Это изменение отношения произошло сравнительно недавно. Моя бабушка, ревностная католичка, призналась мне, что в детстве её учили, что все некрещёные люди обречены на адское пламя. Появление глобальной деревни и смешение культур, очевидно, сделали подобные узкие убеждения устаревшими для большинства людей. Более того, ни одна организация больше не придерживается подобной точки зрения, и межконфессиональные встречи становятся всё более популярными.
Означает ли это, что религии, по крайней мере на Западе, стали толерантными? В политическом смысле этого слова – да. В наших плюралистических демократиях ни одна религиозная община не склонна навязывать своего рода «шариат», и все терпят присутствие конкурирующих религий. Но, как отмечал Кант, политическую легитимность толерантности можно отделить от моральной приверженности ей. Другими словами, достаточно ли быть политически толерантным, чтобы быть толерантным морально?
Доведённая до логического завершения, толерантность – это этическая добродетель, сочетающая в себе силу убеждений с уважением к другим. Речь идёт уже не просто о том, чтобы утверждать свои истины с безразличием или презрением к убеждениям других, а о споре с другими в общем стремлении к поиску добра и истины. Давайте будем честны. Для каждого верующего естественно придерживаться того, что кажется ему наиболее истинным. В этом и заключается определение веры. Никому не придёт в голову критиковать иудея за убеждённость в необходимости соблюдения Торы, мусульманина – за пять столпов ислама, а буддиста – за медитацию. Однако мы наблюдаем возникновение глубокого раскола между верующими, которые верят в обладание полной и универсальной истиной, и теми, кто признаёт, что любая истина, даже их собственная, относительна.
Для первых диалог – чисто формальный акт, поскольку другой, придерживающийся «низшей истины», никак не может их обогатить. Вторые, напротив, признают, что то, что лучше для них, не обязательно таково для других. Поэтому они понимают религиозный диалог как «обмен сокровищами». Этот разрыв пронизывает все религиозные общины.
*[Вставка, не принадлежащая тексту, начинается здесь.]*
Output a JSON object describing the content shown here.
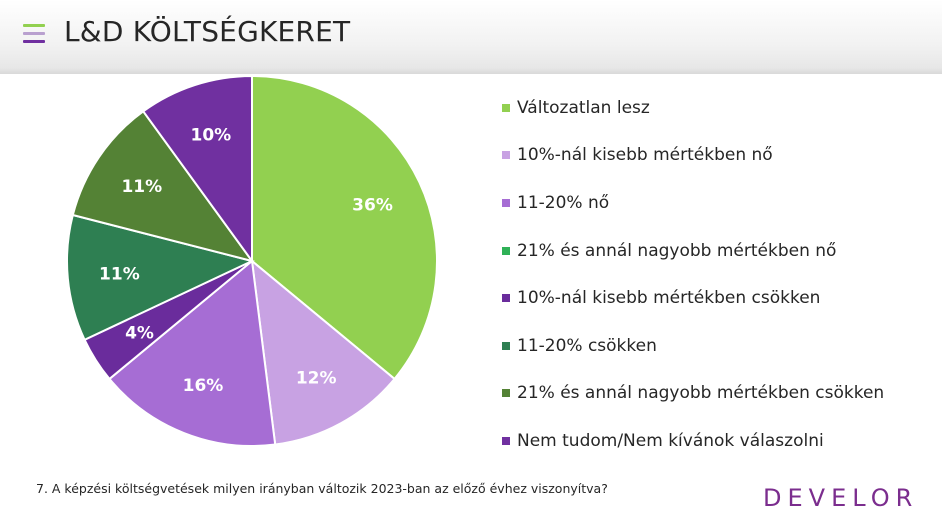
{
  "header": {
    "title": "L&D KÖLTSÉGKERET"
  },
  "chart_data": {
    "type": "pie",
    "slices": [
      {
        "label": "Változatlan lesz",
        "value": 36,
        "display": "36%",
        "color": "#92d050"
      },
      {
        "label": "10%-nál kisebb mértékben nő",
        "value": 12,
        "display": "12%",
        "color": "#c8a2e3"
      },
      {
        "label": "11-20% nő",
        "value": 16,
        "display": "16%",
        "color": "#a66dd4"
      },
      {
        "label": "21% és annál nagyobb mértékben nő",
        "value": 0,
        "display": "",
        "color": "#2fb157"
      },
      {
        "label": "10%-nál kisebb mértékben csökken",
        "value": 4,
        "display": "4%",
        "color": "#6a2c9c"
      },
      {
        "label": "11-20% csökken",
        "value": 11,
        "display": "11%",
        "color": "#2e7f52"
      },
      {
        "label": "21% és annál nagyobb mértékben csökken",
        "value": 11,
        "display": "11%",
        "color": "#548235"
      },
      {
        "label": "Nem tudom/Nem kívánok válaszolni",
        "value": 10,
        "display": "10%",
        "color": "#7030a0"
      }
    ],
    "start": "12 o'clock",
    "direction": "clockwise",
    "legend_position": "right"
  },
  "footnote": "7. A képzési költségvetések milyen irányban változik 2023-ban az előző évhez viszonyítva?",
  "logo_text": "DEVELOR",
  "colors": {
    "menu_icon": [
      "#92d050",
      "#a66dd4",
      "#7030a0"
    ],
    "logo": "#7b2d8e"
  }
}
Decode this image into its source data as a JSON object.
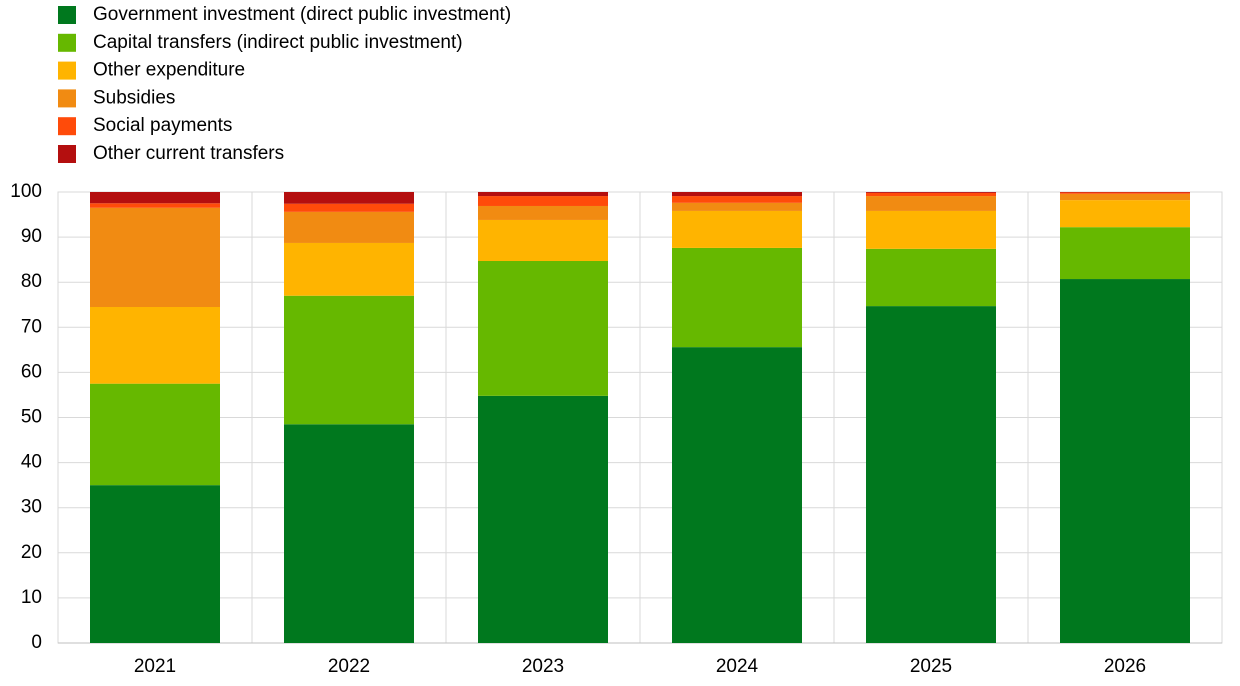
{
  "chart_data": {
    "type": "stacked-bar",
    "categories": [
      "2021",
      "2022",
      "2023",
      "2024",
      "2025",
      "2026"
    ],
    "series": [
      {
        "name": "Government investment (direct public investment)",
        "color": "#00781e",
        "values": [
          35,
          48.5,
          54.8,
          65.6,
          74.7,
          80.7
        ]
      },
      {
        "name": "Capital transfers (indirect public investment)",
        "color": "#66b800",
        "values": [
          22.5,
          28.5,
          29.9,
          22,
          12.7,
          11.5
        ]
      },
      {
        "name": "Other expenditure",
        "color": "#ffb400",
        "values": [
          17,
          11.7,
          9.1,
          8.2,
          8.4,
          6
        ]
      },
      {
        "name": "Subsidies",
        "color": "#f18b12",
        "values": [
          22,
          6.9,
          3.1,
          1.8,
          3.3,
          1.4
        ]
      },
      {
        "name": "Social payments",
        "color": "#ff4b0a",
        "values": [
          1,
          1.8,
          2.2,
          1.5,
          0.7,
          0.3
        ]
      },
      {
        "name": "Other current transfers",
        "color": "#b40f0f",
        "values": [
          2.5,
          2.6,
          0.9,
          0.9,
          0.2,
          0.1
        ]
      }
    ],
    "ylim": [
      0,
      100
    ],
    "yticks": [
      0,
      10,
      20,
      30,
      40,
      50,
      60,
      70,
      80,
      90,
      100
    ],
    "grid": true,
    "legend": "top-left"
  }
}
Некоторые католические богословы, например, выступают за плюралистическую теологию религий. Они находятся под прицелом Рима. Ибо, обращаясь к другим религиям посредством сильных символических жестов, Иоанн Павел II, как и его предшественники, обращается к миру как носитель универсальной, вечной и неизменной истины и иерархизирует человеческие верования и ценности, предлагая просвещать их. «Невозможно вести диалог с католиками, потому что они знают», – сказал Мерло-Понти.
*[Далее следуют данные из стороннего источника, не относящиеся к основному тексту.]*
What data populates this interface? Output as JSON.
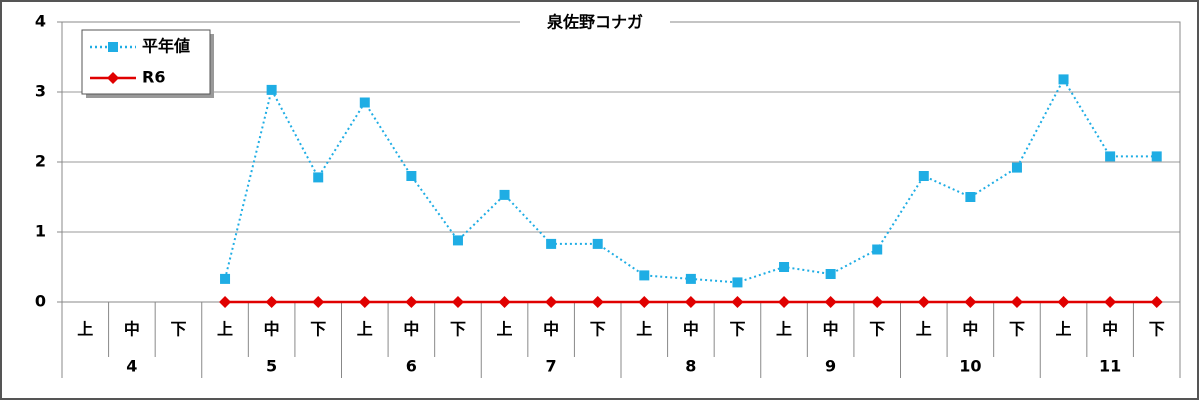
{
  "chart_data": {
    "type": "line",
    "title": "泉佐野コナガ",
    "categories": [
      "上",
      "中",
      "下",
      "上",
      "中",
      "下",
      "上",
      "中",
      "下",
      "上",
      "中",
      "下",
      "上",
      "中",
      "下",
      "上",
      "中",
      "下",
      "上",
      "中",
      "下",
      "上",
      "中",
      "下"
    ],
    "x_groups": [
      "4",
      "5",
      "6",
      "7",
      "8",
      "9",
      "10",
      "11"
    ],
    "series": [
      {
        "name": "平年値",
        "color": "#1fade4",
        "marker": "square",
        "dash": "dotted",
        "values": [
          null,
          null,
          null,
          0.33,
          3.03,
          1.78,
          2.85,
          1.8,
          0.88,
          1.53,
          0.83,
          0.83,
          0.38,
          0.33,
          0.28,
          0.5,
          0.4,
          0.75,
          1.8,
          1.5,
          1.92,
          3.18,
          2.08,
          2.08
        ]
      },
      {
        "name": "R6",
        "color": "#e00000",
        "marker": "diamond",
        "dash": "solid",
        "values": [
          null,
          null,
          null,
          0,
          0,
          0,
          0,
          0,
          0,
          0,
          0,
          0,
          0,
          0,
          0,
          0,
          0,
          0,
          0,
          0,
          0,
          0,
          0,
          0
        ]
      }
    ],
    "ylim": [
      0,
      4
    ],
    "yticks": [
      0,
      1,
      2,
      3,
      4
    ],
    "grid": true,
    "legend": "upper left"
  }
}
Среди буддистов наблюдается обратная тенденция. Хотя существуют небольшие группы, отстаивающие абсолютное превосходство «дхармы» над другими духовными течениями, Далай-лама ясно заявляет: «В этом мире нет универсальной истины. Одна и та же истина может принимать разные обличья. Это зависит от расшифровки, проведённой через наши интеллектуальные, философские, культурные и религиозные призмы». Эта концепция перекликается с концепцией иудейских каббалистов, для которых все религии несут в себе искру истины. Ни одна не обладает ею во всей полноте, ибо Бог в этом мире тысячелик.
«Рабби, рабби, почему все люди разные?» — спрашивает ребёнок.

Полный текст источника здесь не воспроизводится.